Numa entrevista de 2020 ao jornal inglês “The Times”, voltou a manifestar o seu desagrado pelo casamento, mas indicou que já não o considerava um acontecimento insano. “Eu me casaria com meu namorado mesmo que apenas duas ou três pessoas compareceriam ao meu casamento”, explicou ele. Afirmou ainda que, quando chegasse a hora, seria ele quem proporia casamento a Henrique, que nunca abandonou a sua discrição.
Agora, porém, ele explica: “Sempre odiei casamentos, embora adore funerais. Mas quando você envelhece… já vi tantos problemas que os casais gays enfrentam, então é mais uma questão de pensar no futuro, já que estamos juntos há muito tempo.” E acrescenta, com humor: “Eu não sei quanto tempo vou durar. Bem, como sou alto, nunca vi uma pessoa de 95 anos com 1,96m de altura “Você nunca sabe o que vai acontecer”. O casamento aconteceu em Candem Town, Londres, e após a cerimônia, o casal e alguns convidados próximos jantaram no restaurante italiano Ciao Bella.
Adeus, Hollywood
Muitos ficaram impressionados com uma celebração tão discreta. Acontece que, durante anos, o seu nome foi associado a saídas noturnas e passeios e viagens com outras grandes estrelas, como Julia Roberts, Madonna, Kate Moss ou Sharon Stone. Todas essas relações mais ou menos profundas terminaram com a publicação de seu livro de memórias, “Red carpets and other banana skins”, no qual ela fala abertamente sobre sua vida sexual, seu vício em drogas e também sobre seus grandes amigos.
“Julia Roberts é tão caprichosa quanto um cavalo de corrida: linda e cheia de loucura. Certa vez, ela se ofereceu para me levar às filmagens de “O Casamento do Meu Melhor Amigo” a bordo de um jato particular da Sony. Então testemunhei todo o maquinário em ação, a grandeza de Hollywood transportando seus produtos de um lugar para outro”, escreveu ele em seu livro.
Com Sharon Stone, ele estrelou “A Question of Loyalty” (2004), filme em que novamente interpretou um espião de Cambridge. Em seu livro, ele a define como uma deusa, mas acrescenta: “Quando começaram os ensaios entendi uma coisa que me escapou: que ela está absolutamente perturbada. Mas não quero dizer que, como ofensa, ser louco seja um requisito para trabalhar no show business.”
Embora não haja registro de que Roberts e Stone tenham se ofendido com suas declarações a ponto de não voltarem a falar com ele, sabe-se que sua amizade com Madonna entrou em colapso após a publicação do livro. E não é de admirar. “Ela manca pela casa por meia hora e depois se enrola em filme plástico e enfrenta outra noite sem dormir de conspiração. Assim como os Estados Unidos, Madonna mudou. Ele colocou cuidadosamente seu passado em uma câmara fria, mas nos momentos de estresse os protagonistas saltam, a câmara fria descongela e solta a velha garçonete reclamando alto”, escreveu sobre o cantor, com quem filmou o estrondoso fracasso “Sobrou para você ” (2000).
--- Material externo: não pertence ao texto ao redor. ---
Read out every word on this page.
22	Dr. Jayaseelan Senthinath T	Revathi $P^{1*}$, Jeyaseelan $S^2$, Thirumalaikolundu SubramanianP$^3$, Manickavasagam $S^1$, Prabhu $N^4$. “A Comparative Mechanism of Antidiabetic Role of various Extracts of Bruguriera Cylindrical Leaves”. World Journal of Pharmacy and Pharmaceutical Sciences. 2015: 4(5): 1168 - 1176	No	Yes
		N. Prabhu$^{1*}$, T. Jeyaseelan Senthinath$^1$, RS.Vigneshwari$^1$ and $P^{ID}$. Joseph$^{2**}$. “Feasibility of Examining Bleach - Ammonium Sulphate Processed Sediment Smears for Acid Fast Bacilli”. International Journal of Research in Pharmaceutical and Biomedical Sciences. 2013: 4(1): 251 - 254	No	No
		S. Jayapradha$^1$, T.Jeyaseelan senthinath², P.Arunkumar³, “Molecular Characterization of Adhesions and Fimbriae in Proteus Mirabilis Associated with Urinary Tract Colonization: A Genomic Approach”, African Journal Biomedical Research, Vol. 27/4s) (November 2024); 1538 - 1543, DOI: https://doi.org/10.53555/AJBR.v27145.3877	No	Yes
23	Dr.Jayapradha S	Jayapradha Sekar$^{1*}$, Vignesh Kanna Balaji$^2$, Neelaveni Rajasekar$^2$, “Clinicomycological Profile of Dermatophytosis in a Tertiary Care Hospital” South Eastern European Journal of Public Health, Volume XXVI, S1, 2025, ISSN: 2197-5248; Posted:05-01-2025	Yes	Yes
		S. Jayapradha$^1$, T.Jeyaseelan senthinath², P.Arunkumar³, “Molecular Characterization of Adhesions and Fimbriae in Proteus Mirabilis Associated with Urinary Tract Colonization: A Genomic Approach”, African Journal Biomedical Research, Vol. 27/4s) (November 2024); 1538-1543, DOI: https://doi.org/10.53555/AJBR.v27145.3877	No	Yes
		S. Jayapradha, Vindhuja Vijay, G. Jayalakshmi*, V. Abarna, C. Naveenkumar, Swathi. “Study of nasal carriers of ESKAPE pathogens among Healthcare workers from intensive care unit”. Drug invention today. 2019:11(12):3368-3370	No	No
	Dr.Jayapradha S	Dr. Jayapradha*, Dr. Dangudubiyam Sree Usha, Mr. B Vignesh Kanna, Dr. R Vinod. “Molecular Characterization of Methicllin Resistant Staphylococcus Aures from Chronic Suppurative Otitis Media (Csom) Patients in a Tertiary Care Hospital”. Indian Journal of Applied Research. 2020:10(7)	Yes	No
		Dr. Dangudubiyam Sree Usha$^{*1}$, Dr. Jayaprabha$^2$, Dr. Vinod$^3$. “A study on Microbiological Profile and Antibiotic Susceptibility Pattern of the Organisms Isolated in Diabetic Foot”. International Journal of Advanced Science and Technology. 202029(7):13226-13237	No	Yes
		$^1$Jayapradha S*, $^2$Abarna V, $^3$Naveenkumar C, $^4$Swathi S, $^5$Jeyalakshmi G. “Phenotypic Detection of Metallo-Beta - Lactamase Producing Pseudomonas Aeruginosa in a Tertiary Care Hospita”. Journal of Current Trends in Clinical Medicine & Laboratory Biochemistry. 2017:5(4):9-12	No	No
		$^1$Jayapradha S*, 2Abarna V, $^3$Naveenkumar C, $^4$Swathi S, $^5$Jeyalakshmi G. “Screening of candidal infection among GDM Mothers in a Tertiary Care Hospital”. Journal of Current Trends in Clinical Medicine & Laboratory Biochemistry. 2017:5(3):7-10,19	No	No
Talvez tenha sido o orgulho com que sempre viveu a sua sexualidade ou o desconforto gerado pelas suas declarações diretas, sinceras e pouco estudadas. A verdade é que assim como um dia ela se apaixonou por ele, Hollywood decidiu parar de ligar. Sua última aparição no cinema americano foi dublando o Príncipe Encantado em “Shrek Terceiro”, em 2007. “O mais emocionante é que é um personagem que eu jamais conseguiria interpretar em um filme live-action”, brincou. Acontece que depois que a imprensa o classificou como “o melhor amigo gay de Madonna”, as únicas propostas que lhe chegaram foram as de personagens homossexuais sem qualquer tipo de peso na trama.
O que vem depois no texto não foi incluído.